Reported by Chrish - August 15, 2006 -

Is FOX trying to help Republican candidates rev up their base with their tried and true issues? Or are they gearing up for a whore-a-thon of Bill O'Reilly's upcoming book, "Culture Warriors"? Or both? We report, you decide. In any case, the familiar personal issues reared their ugly heads on The O'Reilly Factor yesterday 8/14/06: abortion, gays and the newest "issue", stem-cell research.

Pew Research poll results were exhibited in graphics as follows: 56% opposition to gay marriage (but 54% support for civil unions), 52% opposition to gay adoption, 66% opposition to unrestricted abortion access, and 56% support for stem cell research (including embryonic stem cells).

While some of the results were clear cut I found his characterization on abortion biased. O'Reilly presented his graphic as "Just 31%of Americans believe abortion should be allowed with few restrictions, while 66%, overwhelming, want the procedure to be limited or illegal." Looked at another way,"51% of those polled want abortion to remain legal and widely available, though 39% of those want to see it more limited. 44% want to see it criminalized almost all the time. However, 66% of all respondents think we need to find a middle ground, with only 29% saying "no compromise." It is unclear what portion of those 29% are pro-choice absolutists or no-choice extremists."

See, we can do it too.

Alas for poor O'Reilly, right there in the midst of all the analysis, in big blue letters, the Pew Research states


"Public Divided on Social Issues, But No "Culture War""

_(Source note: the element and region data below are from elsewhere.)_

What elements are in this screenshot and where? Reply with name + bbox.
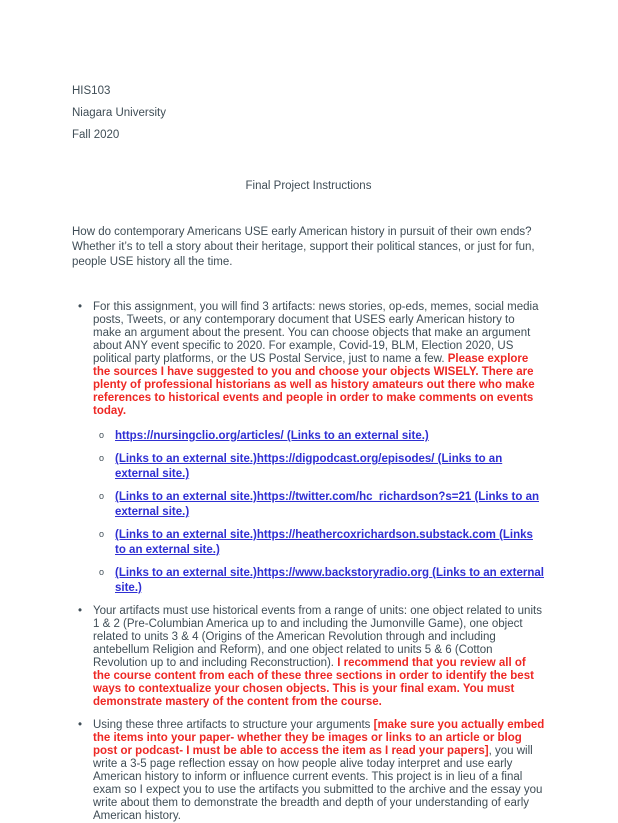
instruction-list (72, 301, 545, 823)
list-item-essay (72, 719, 545, 823)
list-item-text: Your artifacts must use historical events from a range of units: one object related to units 1 & 2 (Pre-Columbian America up to and including the Jumonville Game), one object related to units 3 & 4 (Origins of the American Revolution through and including antebellum Religion and Reform), and one object related to units 5 & 6 (Cotton Revolution up to and including Reconstruction). (93, 605, 542, 669)
circle-bullet-icon: o (99, 430, 105, 440)
term: Fall 2020 (72, 129, 120, 141)
page-title: Final Project Instructions (245, 180, 372, 192)
list-item-text: , you will write a 3-5 page reflection essay on how people alive today interpret and use early American history to inform or influence current events. This project is in lieu of a final exam so I expect you to use the artifacts you submitted to the archive and the essay you write about them to demonstrate the breadth and depth of your understanding of early American history. (93, 745, 543, 822)
emphasis-text: Please explore the sources I have suggested to you and choose your objects WISELY. There are plenty of professional historians as well as history amateurs out there who make references to historical events and people in order to make comments on events today. (93, 353, 535, 417)
intro-paragraph: How do contemporary Americans USE early American history in pursuit of their own ends? Whether it’s to tell a story about their heritage, support their political stances, or just for fun, people USE history all the time. (72, 226, 535, 268)
list-item (72, 489, 545, 519)
link-substack[interactable]: (Links to an external site.)https://heathercoxrichardson.substack.com (Links to an external site.) (115, 529, 533, 556)
list-item (72, 428, 545, 443)
link-backstoryradio[interactable]: (Links to an external site.)https://www.backstoryradio.org (Links to an external site.) (115, 567, 544, 594)
list-item-text: For this assignment, you will find 3 artifacts: news stories, op-eds, memes, social media posts, Tweets, or any contemporary document that USES early American history to make an argument about the present. You can choose objects that make an argument about ANY event specific to 2020. For example, Covid-19, BLM, Election 2020, US political party platforms, or the US Postal Service, just to name a few. (93, 301, 539, 365)
list-item (72, 565, 545, 595)
list-item (72, 527, 545, 557)
circle-bullet-icon: o (99, 453, 105, 463)
list-item-text: Using these three artifacts to structure your arguments (93, 719, 374, 731)
list-item-artifacts (72, 301, 545, 418)
circle-bullet-icon: o (99, 491, 105, 501)
bullet-icon: • (78, 719, 83, 731)
institution-name: Niagara University (72, 107, 166, 119)
bullet-icon: • (78, 605, 83, 617)
link-twitter-hc-richardson[interactable]: (Links to an external site.)https://twitter.com/hc_richardson?s=21 (Links to an external site.) (115, 491, 539, 518)
emphasis-text: [make sure you actually embed the items into your paper- whether they be images or links to an article or blog post or podcast- I must be able to access the item as I read your papers] (93, 719, 545, 757)
source-link-list (72, 428, 545, 595)
link-nursingclio[interactable]: https://nursingclio.org/articles/ (Links to an external site.) (115, 430, 429, 442)
list-item (72, 451, 545, 481)
circle-bullet-icon: o (99, 529, 105, 539)
course-code: HIS103 (72, 85, 111, 97)
bullet-icon: • (78, 301, 83, 313)
emphasis-text: I recommend that you review all of the course content from each of these three sections in order to identify the best ways to contextualize your chosen objects. This is your final exam. You must demonstrate mastery of the content from the course. (93, 657, 534, 708)
list-item-units (72, 605, 545, 709)
circle-bullet-icon: o (99, 567, 105, 577)
link-digpodcast[interactable]: (Links to an external site.)https://digpodcast.org/episodes/ (Links to an external site.) (115, 453, 503, 480)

Public attitudes across a set of five issues that have been the focus of intense political activity in recent years 足 gay marriage, adoption of children by gay couples, abortion, stem cell research and the morning-after pill 足 show a mix of conservative and liberal majorities. On none of the five issues does more than 56% of the public line up on one side of the question or the other.

Opinions on these issues are related to one another; for example, most of those who take the most conservative positions on abortion also oppose gay marriage, and a similar pattern is seen for each pair of items. But there is also a great deal of inconsistency. Just over one-in-ten Americans (12%) takes the conservative position on all of these items, and a somewhat larger number (22%) take conservative positions on none of the items. Thus, much of the public falls between the extremes on this collection of issues.

The "culture war" and it's head warrior are a sham, a hype, just like the ridiculous "war on Christmas"; merely a means to 1.) make money by 2.) exploiting the manipulable followers who would rather have someone looking out for them than thinking for themselves.